Ford v Ferrari: Asfaltın Kralları’nın Gerçek Hikâyesi

Bugün sizlere 1966 senesine damgasını vurmuş Le Mans yarışını, yarıştan önceki süreci ve olayların aktörlerini anlattığımız bir yazı derledik. Asfaltın Kralları (Ford v Ferrari) filmine de konu olmuş bu tarihsel olay hakkındaki detayları yazımızda bulabilirsiniz.


Çeviren: Ayşenur Depe

İki otomobil devi karşı karşıya gelir. Ford’un yarışı ilk sırada bitirme ve övünme hakları için senelerin şampiyonu Ferrari ile yıllarca süren hesaplaşması 1966 senesi Le Mans 24 saat dayanıklılık yarışında son bulur.

Bir tarafta eski yarış pilotu ve kendi ismini taşıyan markanın kurucusu, eskiyi temsil eden Enzo Ferrari vardır. Öte tarafta otomotiv tasarımcısı Caroll Shelby’nin uzmanlığını alarak uluslararası araba yarışlarının klasiği haline gelecek olan aracın yeni bir versiyonunu- Ford GT40’ı tasarlatan ve yeniliğin öncüsü hâline gelen Henry Ford II vardır.

Rekabet Ferrari’nin Ford ile Yaptığı Anlaşmadan Caymasıyla Başlar

Christian Bale – Matt Damon / Ken Miles – Carroll Shelby.
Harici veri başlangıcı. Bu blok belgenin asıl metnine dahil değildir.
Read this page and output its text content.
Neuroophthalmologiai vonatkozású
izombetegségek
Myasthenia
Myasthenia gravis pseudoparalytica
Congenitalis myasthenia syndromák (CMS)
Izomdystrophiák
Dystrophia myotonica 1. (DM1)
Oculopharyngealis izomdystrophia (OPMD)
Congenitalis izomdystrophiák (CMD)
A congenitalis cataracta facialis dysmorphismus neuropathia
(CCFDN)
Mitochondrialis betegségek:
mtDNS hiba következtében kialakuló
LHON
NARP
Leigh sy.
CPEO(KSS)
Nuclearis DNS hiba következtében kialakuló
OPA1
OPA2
İki otomobil devi arasındaki 1966’daki dayanıklılık yarışına dek süren sert rekabetin kökleri bir iş anlaşmasının bozulmasına dayanır. 1963 senesinde Ferrari şirketi acil sermaye enjeksiyonuna ihtiyaç duyarken İtalyan iş adamı anlaşma masasında Ford’u yüz üstü bırakmış, Ford Motor Company İtalyan markayı satın alıp birlikte müşterek, transatlantik otomotiv yarış gücü hâline gelebilecekken işler tersine dönmüştür.

Ford arşiv memuru Ted Ryan, Fox 2 Detroit’e verdiği röportajda, ‘’Ford, Ferrari’yi satın almaya çalışmıştı. Müzakerelerde bulunup son kararı vermiştik, Enzo da anlaşmayı kabul etmişti ve iş sadece imzaların atılmasına kalmıştı ki Enzo son saniyede geri adım attı.’’ ifadelerini kullanmıştır.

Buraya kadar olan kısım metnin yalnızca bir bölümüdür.